Впрочем, эти англичане не выглядели опасными – усталые малоразговорчивые люди, почти все – с заплечными мешками, многие – с ножами на поясах и даже луками за плечами. Проскочила группа конных – при оружии, они рысью ехали по середине дороги.

– Сержанты из бурга, – сказал Алесдейр.

– Не те, что сожгли твое селение? – уточнил Колька. Шотландец удивился:

– При чем тут они? Я же сказал – это сержанты, гарнизон, они служат английскому королю, – на обочину полетел плевок. – А там были люди какого-то из пограничных баронов – лучники и валлийские копейщики. Ты видел у рыцаря золотые кресты на белом? Это кто-то из Харди. Я только молюсь, чтобы они не оказались там, куда мы идем.

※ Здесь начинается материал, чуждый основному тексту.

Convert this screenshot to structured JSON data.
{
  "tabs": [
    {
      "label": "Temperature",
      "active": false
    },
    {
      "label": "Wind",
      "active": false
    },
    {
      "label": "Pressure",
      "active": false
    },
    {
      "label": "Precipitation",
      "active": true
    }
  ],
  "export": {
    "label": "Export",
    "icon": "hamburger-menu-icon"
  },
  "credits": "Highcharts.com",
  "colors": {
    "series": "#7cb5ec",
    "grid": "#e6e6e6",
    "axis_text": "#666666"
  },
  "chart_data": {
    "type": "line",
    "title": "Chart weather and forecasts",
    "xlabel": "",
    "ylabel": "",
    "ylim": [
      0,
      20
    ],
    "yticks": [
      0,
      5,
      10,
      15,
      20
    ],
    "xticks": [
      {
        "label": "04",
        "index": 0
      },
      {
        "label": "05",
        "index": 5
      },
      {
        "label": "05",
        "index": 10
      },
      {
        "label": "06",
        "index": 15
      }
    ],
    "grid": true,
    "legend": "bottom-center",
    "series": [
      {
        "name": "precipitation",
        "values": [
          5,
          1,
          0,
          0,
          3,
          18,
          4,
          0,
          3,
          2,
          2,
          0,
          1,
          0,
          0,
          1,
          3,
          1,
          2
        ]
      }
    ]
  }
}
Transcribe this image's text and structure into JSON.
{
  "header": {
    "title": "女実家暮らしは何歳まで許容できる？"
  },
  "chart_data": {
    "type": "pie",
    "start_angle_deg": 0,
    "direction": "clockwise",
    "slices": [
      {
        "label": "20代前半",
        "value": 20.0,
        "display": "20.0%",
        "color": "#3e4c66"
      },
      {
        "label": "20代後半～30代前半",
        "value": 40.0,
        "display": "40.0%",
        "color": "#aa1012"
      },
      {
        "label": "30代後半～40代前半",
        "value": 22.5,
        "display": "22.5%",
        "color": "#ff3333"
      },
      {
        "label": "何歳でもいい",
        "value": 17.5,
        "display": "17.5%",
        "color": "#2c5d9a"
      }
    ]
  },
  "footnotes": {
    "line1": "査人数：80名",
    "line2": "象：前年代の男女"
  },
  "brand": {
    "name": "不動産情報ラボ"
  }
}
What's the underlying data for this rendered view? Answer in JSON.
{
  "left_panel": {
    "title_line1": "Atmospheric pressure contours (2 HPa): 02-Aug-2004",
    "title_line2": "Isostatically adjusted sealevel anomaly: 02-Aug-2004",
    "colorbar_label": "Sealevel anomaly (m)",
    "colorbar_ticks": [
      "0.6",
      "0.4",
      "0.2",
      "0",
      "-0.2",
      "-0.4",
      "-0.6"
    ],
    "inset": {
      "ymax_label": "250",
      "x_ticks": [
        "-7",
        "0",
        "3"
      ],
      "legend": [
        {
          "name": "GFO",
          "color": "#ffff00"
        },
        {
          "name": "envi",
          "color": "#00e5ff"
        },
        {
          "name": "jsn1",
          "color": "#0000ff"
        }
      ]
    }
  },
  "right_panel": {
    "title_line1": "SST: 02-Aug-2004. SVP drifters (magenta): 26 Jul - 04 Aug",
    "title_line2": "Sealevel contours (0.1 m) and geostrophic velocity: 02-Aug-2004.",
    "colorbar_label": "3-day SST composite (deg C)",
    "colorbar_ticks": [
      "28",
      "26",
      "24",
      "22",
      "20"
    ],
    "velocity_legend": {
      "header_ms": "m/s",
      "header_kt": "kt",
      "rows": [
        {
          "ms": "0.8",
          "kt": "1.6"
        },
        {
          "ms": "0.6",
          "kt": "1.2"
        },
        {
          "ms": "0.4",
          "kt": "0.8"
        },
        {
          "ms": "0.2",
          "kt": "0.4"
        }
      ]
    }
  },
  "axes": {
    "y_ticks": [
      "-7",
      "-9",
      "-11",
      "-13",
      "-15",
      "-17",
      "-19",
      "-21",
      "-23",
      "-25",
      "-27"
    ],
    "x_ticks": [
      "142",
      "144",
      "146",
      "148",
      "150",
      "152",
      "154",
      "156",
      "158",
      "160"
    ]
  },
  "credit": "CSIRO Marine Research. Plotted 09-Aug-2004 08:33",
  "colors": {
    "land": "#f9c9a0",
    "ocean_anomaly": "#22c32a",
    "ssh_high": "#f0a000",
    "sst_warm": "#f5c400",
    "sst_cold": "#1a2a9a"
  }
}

– Ты же сам сказал, – напомнил Колька, – что они в бурге!

– Верно, – подтвердил Алесдейр, – но мы-то идем не в бург, а в селение. Чего ради им шататься ночью по улицам?

…В этом самом селении, ради которого они сегодня столько оттопали, было грязно и здорово воняло – неопределенной, но противной и густой вонью. Возле сложенных из плит камня и крытых зеленым дерном домов чадили и потрескивали здоровенные факелы, слышались многочисленные звуки, издаваемые скотом и людьми За одной из стен плакал ребенок, под ногами чавкала грязь, и Колька заставил себя не думать, из чего она состоит – к горлу подкатывала тошнота. Алесдейр тоже морщился, потом вздохнул.

– Не люблю я таких мест… Воняет и грязно. Но что теперь делать!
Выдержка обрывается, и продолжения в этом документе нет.